The footnotes - genuine quotations from philosophico-literary theorists - should be studied with the attention they deserve. These are the guardians of the culture. Go on, give yourself a fright.

For me the best-realized figure is the Roger Kimball clone, Dudley Cravat III, who by some extraordinary oversight has been invited to contribute to this panel. I suspect the author has most sympathy with, or anyway least antipathy to, this character, but that doesn't save him from a ribbing. "Much has changed, and all of it for the worse, since we ourself, nearing completion of our Harvard dissertation, attended the MLA convention of 1976 and discovered that once-abundant assistant professorships for tradition-minded young scholars had vanished overnight."

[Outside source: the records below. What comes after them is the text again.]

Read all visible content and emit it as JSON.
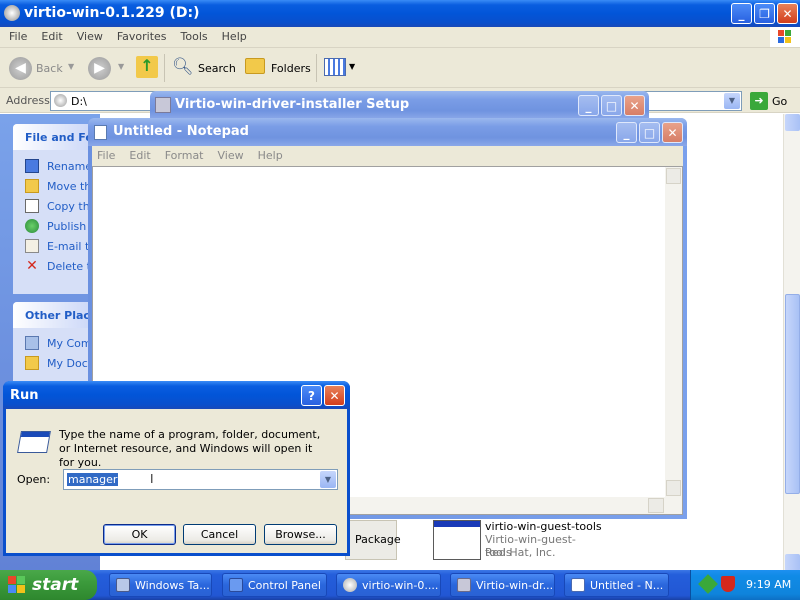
{
  "explorer": {
    "title": "virtio-win-0.1.229 (D:)",
    "menu": [
      "File",
      "Edit",
      "View",
      "Favorites",
      "Tools",
      "Help"
    ],
    "toolbar": {
      "back": "Back",
      "search": "Search",
      "folders": "Folders"
    },
    "address_label": "Address",
    "address_value": "D:\\",
    "go_label": "Go",
    "file_folder_tasks": "File and Fol",
    "tasks": [
      "Rename",
      "Move th",
      "Copy thi",
      "Publish t",
      "E-mail th",
      "Delete th"
    ],
    "other_places": "Other Place",
    "places": [
      "My Comp",
      "My Docu"
    ],
    "file_item": {
      "name": "virtio-win-guest-tools",
      "desc": "Virtio-win-guest-tools",
      "company": "Red Hat, Inc."
    },
    "package_text": "Package"
  },
  "setup": {
    "title": "Virtio-win-driver-installer Setup"
  },
  "notepad": {
    "title": "Untitled - Notepad",
    "menu": [
      "File",
      "Edit",
      "Format",
      "View",
      "Help"
    ]
  },
  "run": {
    "title": "Run",
    "help": "?",
    "description": "Type the name of a program, folder, document, or Internet resource, and Windows will open it for you.",
    "open_label": "Open:",
    "open_value": "manager",
    "ok": "OK",
    "cancel": "Cancel",
    "browse": "Browse..."
  },
  "taskbar": {
    "start": "start",
    "buttons": [
      "Windows Ta...",
      "Control Panel",
      "virtio-win-0....",
      "Virtio-win-dr...",
      "Untitled - N..."
    ],
    "clock": "9:19 AM"
  },
  "colors": {
    "xp_blue": "#0a5ee0",
    "taskbar": "#245edb",
    "start_green": "#3c9b3c",
    "sidebar": "#6b8fe0",
    "link": "#215dc6"
  }
}
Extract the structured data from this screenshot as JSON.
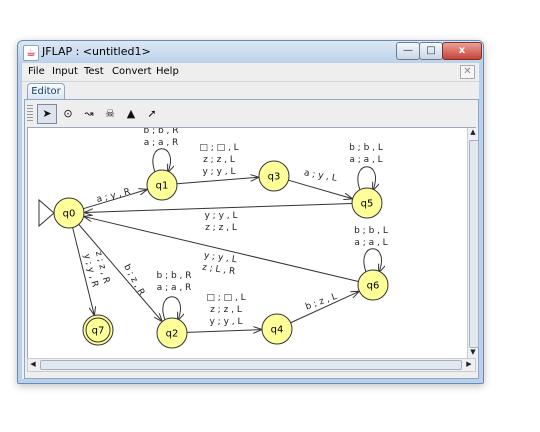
{
  "window": {
    "title": "JFLAP : <untitled1>",
    "buttons": {
      "minimize": "—",
      "maximize": "□",
      "close": "x"
    }
  },
  "menu": [
    {
      "label": "File"
    },
    {
      "label": "Input"
    },
    {
      "label": "Test"
    },
    {
      "label": "Convert"
    },
    {
      "label": "Help"
    }
  ],
  "tab": {
    "label": "Editor"
  },
  "toolbar": {
    "tools": [
      {
        "name": "attribute-editor-tool",
        "icon": "pointer-icon",
        "glyph": "➤",
        "active": true
      },
      {
        "name": "state-creator-tool",
        "icon": "state-circle-icon",
        "glyph": "⊙",
        "active": false
      },
      {
        "name": "transition-creator-tool",
        "icon": "arrow-icon",
        "glyph": "↝",
        "active": false
      },
      {
        "name": "deleter-tool",
        "icon": "skull-icon",
        "glyph": "☠",
        "active": false
      },
      {
        "name": "undo-tool",
        "icon": "car-icon",
        "glyph": "▲",
        "active": false
      },
      {
        "name": "redo-tool",
        "icon": "diagonal-arrow-icon",
        "glyph": "➚",
        "active": false
      }
    ]
  },
  "automaton": {
    "colors": {
      "state_fill": "#ffff99",
      "state_stroke": "#333333",
      "edge": "#333333"
    },
    "states": [
      {
        "id": "q0",
        "label": "q0",
        "initial": true,
        "final": false
      },
      {
        "id": "q1",
        "label": "q1",
        "initial": false,
        "final": false
      },
      {
        "id": "q3",
        "label": "q3",
        "initial": false,
        "final": false
      },
      {
        "id": "q5",
        "label": "q5",
        "initial": false,
        "final": false
      },
      {
        "id": "q6",
        "label": "q6",
        "initial": false,
        "final": false
      },
      {
        "id": "q7",
        "label": "q7",
        "initial": false,
        "final": true
      },
      {
        "id": "q2",
        "label": "q2",
        "initial": false,
        "final": false
      },
      {
        "id": "q4",
        "label": "q4",
        "initial": false,
        "final": false
      }
    ],
    "transitions": [
      {
        "from": "q0",
        "to": "q1",
        "labels": [
          "a ; y , R"
        ]
      },
      {
        "from": "q1",
        "to": "q1",
        "labels": [
          "b ; b , R",
          "a ; a , R"
        ]
      },
      {
        "from": "q1",
        "to": "q3",
        "labels": [
          "□ ; □ , L",
          "z ; z , L",
          "y ; y , L"
        ]
      },
      {
        "from": "q3",
        "to": "q5",
        "labels": [
          "a ; y , L"
        ]
      },
      {
        "from": "q5",
        "to": "q5",
        "labels": [
          "b ; b , L",
          "a ; a , L"
        ]
      },
      {
        "from": "q5",
        "to": "q0",
        "labels": [
          "y ; y , L",
          "z ; z , L"
        ]
      },
      {
        "from": "q6",
        "to": "q6",
        "labels": [
          "b ; b , L",
          "a ; a , L"
        ]
      },
      {
        "from": "q6",
        "to": "q0",
        "labels": [
          "y ; y , L",
          "z ; L , R"
        ]
      },
      {
        "from": "q0",
        "to": "q7",
        "labels": [
          "z ; z , R",
          "y ; y , R"
        ]
      },
      {
        "from": "q0",
        "to": "q2",
        "labels": [
          "b ; z , R"
        ]
      },
      {
        "from": "q2",
        "to": "q2",
        "labels": [
          "b ; b , R",
          "a ; a , R"
        ]
      },
      {
        "from": "q2",
        "to": "q4",
        "labels": [
          "□ ; □ , L",
          "z ; z , L",
          "y ; y , L"
        ]
      },
      {
        "from": "q4",
        "to": "q6",
        "labels": [
          "b ; z , L"
        ]
      }
    ]
  }
}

Amazingly, many of these theories can be applied with equally gratifying success to subjects as diverse as anthropology and art history (not to mention fundamental physics, but that's another story). The names may change, the fads certainly, but forty years on this crew will still be transgressing importantly, if they haven't disappeared up their own discourse: Felicia Marronnez peering myopically at the world through the lenses of a new theory of everything (or nothing, depending on how you look at it); Carla Gulag fixated on some new Jameson and panting for the revolution; N. Mack Hobbs, America's highest-paid (and therefore indisputably best) humanities professor; and Dudley Cravat III harking back to a lost golden age when French theory with an American accent ruled the world.

An acquired taste, perhaps, but an interesting and very clever concoction.